I just need some confirmation that I understand the doc correctly.

For FP32/FP16/INT8 deployment, I have 2 options: using .etlt or .engine file. .engine is hardware specific so it need to be generated on the deployment hardware (i.e., a Jetson), this .engine can either be generated using tlt-converter (for Jetson) or Deepstream will generate a .engine file on the fly using the provided .etlt file. My question is: is there any difference in the model’s performance (speed & accuracy( between using tlt-converter vs. letting Deepstream generate a .engine file on the fly?
For INT8 deployment, regarding the calibration cache file. What is its purpose? What is the general advice on creating this file (e.g., the number of images to use, using train or val set or both)?
I’m aware that the number of images to be used for calibration need the be at least batch_size * batches, what happens if the number of images exceed that value? How should I set batch_size and batches to get optimal performance from the model?
Regarding max_batch_size when create the .engine file using tlt-converter, in any Deepstream model config file, there is a batch-size (=number of source elements in the pipeline) parameter, what is the relationship between these two parameters? My understanding is batch-size <= max_batch_size, is that correct?
When using tlt-converter, the input_dimensions need to match the inferred input_dimensions used during tlt-export. When deploy with Deepstream, in the model config file, there is a parameter called uff-input-dims, this value need to match the input_dimensions, is that correct?
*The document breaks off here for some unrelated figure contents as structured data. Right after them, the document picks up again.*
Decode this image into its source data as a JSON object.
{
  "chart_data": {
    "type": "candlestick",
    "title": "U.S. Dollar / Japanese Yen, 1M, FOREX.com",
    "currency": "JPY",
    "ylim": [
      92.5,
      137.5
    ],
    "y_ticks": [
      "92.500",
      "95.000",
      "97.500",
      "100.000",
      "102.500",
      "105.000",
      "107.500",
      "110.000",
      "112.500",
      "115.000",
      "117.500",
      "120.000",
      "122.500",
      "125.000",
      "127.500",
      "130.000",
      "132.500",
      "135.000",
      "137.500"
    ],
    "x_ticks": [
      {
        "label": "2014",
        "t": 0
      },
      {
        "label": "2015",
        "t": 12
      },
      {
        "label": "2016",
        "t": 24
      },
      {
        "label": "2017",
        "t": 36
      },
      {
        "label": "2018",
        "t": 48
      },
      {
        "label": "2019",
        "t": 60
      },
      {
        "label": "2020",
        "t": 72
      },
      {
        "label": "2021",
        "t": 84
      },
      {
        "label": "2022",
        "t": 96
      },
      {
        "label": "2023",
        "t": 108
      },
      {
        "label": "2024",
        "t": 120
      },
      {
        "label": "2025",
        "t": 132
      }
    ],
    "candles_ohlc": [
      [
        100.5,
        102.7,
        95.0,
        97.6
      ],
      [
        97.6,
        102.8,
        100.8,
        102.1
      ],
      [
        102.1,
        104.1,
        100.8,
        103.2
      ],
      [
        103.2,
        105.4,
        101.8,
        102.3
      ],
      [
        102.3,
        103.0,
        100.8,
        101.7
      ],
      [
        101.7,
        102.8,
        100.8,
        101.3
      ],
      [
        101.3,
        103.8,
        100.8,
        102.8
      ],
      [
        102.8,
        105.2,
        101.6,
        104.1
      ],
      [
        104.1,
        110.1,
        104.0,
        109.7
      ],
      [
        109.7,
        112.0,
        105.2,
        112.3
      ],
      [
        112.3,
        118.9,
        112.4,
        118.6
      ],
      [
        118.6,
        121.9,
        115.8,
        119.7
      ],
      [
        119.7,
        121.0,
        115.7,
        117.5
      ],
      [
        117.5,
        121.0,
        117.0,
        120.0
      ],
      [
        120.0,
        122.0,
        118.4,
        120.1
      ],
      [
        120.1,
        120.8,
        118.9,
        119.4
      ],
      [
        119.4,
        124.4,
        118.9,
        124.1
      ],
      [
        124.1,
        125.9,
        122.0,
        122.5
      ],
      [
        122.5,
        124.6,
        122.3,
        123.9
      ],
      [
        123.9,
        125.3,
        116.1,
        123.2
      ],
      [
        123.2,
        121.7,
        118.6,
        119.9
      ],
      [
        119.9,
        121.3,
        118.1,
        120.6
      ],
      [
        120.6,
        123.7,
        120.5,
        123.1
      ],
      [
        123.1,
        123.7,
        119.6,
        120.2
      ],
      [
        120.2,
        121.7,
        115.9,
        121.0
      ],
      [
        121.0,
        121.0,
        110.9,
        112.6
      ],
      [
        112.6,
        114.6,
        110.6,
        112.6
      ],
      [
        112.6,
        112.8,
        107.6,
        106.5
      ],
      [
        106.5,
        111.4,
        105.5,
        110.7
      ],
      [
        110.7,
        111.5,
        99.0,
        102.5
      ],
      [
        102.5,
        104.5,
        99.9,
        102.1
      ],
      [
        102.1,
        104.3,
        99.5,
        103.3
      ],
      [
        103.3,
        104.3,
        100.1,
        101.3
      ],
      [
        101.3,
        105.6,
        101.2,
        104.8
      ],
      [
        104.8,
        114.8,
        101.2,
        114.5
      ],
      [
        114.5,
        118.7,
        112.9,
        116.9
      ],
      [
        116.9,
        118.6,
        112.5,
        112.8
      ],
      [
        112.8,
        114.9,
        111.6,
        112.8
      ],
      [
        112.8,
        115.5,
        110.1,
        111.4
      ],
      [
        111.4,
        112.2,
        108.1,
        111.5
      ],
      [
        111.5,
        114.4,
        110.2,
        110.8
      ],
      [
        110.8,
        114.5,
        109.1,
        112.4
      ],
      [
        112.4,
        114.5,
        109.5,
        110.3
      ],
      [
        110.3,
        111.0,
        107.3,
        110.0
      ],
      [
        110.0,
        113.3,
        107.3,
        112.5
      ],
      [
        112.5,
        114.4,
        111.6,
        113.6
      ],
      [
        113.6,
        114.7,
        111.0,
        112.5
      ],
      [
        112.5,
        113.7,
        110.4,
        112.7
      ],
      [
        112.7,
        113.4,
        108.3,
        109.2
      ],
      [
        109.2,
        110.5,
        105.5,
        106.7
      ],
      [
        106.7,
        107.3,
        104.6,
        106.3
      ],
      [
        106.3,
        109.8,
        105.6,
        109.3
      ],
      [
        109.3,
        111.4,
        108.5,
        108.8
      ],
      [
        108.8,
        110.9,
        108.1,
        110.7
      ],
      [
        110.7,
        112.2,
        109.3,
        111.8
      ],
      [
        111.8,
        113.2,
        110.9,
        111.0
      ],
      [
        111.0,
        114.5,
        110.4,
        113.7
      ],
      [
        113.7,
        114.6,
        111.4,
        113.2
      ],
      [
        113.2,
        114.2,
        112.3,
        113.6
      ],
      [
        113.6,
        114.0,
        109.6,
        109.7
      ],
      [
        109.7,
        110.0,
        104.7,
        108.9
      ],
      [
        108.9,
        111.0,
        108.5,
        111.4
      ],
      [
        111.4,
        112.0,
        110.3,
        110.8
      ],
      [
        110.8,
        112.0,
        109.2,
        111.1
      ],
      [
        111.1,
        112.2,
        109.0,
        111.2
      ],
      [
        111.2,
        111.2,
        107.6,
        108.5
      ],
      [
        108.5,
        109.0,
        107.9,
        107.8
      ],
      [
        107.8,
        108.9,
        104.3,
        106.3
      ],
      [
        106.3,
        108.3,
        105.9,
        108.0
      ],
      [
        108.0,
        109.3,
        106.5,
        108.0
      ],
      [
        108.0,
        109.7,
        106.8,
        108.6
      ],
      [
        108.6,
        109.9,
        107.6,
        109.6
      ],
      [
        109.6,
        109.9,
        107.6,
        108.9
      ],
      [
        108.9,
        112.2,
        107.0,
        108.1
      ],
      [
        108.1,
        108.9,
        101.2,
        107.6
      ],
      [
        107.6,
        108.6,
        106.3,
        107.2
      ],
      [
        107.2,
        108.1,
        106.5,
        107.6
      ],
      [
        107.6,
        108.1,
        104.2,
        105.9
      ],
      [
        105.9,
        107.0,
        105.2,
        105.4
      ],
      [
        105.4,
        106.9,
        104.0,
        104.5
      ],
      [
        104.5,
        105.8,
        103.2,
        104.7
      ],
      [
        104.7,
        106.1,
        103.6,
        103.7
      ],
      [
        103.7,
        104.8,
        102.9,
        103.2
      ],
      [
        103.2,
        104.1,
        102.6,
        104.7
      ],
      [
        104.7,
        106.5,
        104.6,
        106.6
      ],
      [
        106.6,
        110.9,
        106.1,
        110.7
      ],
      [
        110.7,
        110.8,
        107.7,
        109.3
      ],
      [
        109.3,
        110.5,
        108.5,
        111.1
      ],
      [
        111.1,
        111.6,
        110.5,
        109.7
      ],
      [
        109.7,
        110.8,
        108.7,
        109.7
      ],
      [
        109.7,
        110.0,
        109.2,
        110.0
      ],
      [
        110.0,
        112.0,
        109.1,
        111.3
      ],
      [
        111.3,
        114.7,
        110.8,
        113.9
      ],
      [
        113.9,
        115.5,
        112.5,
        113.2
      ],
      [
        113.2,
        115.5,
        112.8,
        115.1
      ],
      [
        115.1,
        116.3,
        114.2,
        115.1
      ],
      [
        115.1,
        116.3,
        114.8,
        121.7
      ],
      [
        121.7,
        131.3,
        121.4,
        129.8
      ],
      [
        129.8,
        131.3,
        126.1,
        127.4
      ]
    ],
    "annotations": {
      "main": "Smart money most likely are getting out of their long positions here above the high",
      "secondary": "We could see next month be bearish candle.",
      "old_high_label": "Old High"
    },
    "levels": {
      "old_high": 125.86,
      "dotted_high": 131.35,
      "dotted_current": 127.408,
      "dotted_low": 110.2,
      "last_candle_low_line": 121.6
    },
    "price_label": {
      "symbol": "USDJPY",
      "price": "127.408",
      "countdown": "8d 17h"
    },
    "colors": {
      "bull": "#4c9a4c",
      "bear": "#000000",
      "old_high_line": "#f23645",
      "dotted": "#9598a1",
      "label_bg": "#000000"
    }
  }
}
Morganh · October 6, 2020, 2:42am

It should be the same.
In order to use int8 mode, we must calibrate the model to run 8-bit inferences.So, need to generate int8 calibration table. Ideally, it is best to use atleast 10-20% of the training data to calibrate the model. The more data provided during calibration, the closer int8 inferences are to fp32 inferences.
In tlt-export command, there are two related options, "–batch_size " and “–batches”. The number of images = batch_size * batches. If it is larger than images quantitiy in “cal_image_dir”, it will prompt error.
It is not related.
For uff-input-dims=<c;h;w;0> Where c = number of channels, h = height of the model input, w = width of model input, 0: implies CHW format

hyperlight · October 6, 2020, 3:44pm

Hi @Morganh, thank you for the quick reply, just a follow-up:

Does that mean I will get the best INT8 performance (better speed with comparable accuracy) if I use all available images in both train and val? For the recommended amount (10-20%), how should I pick them?

Morganh · October 6, 2020, 3:47pm

If pick all images, the closer accuracy are to fp32.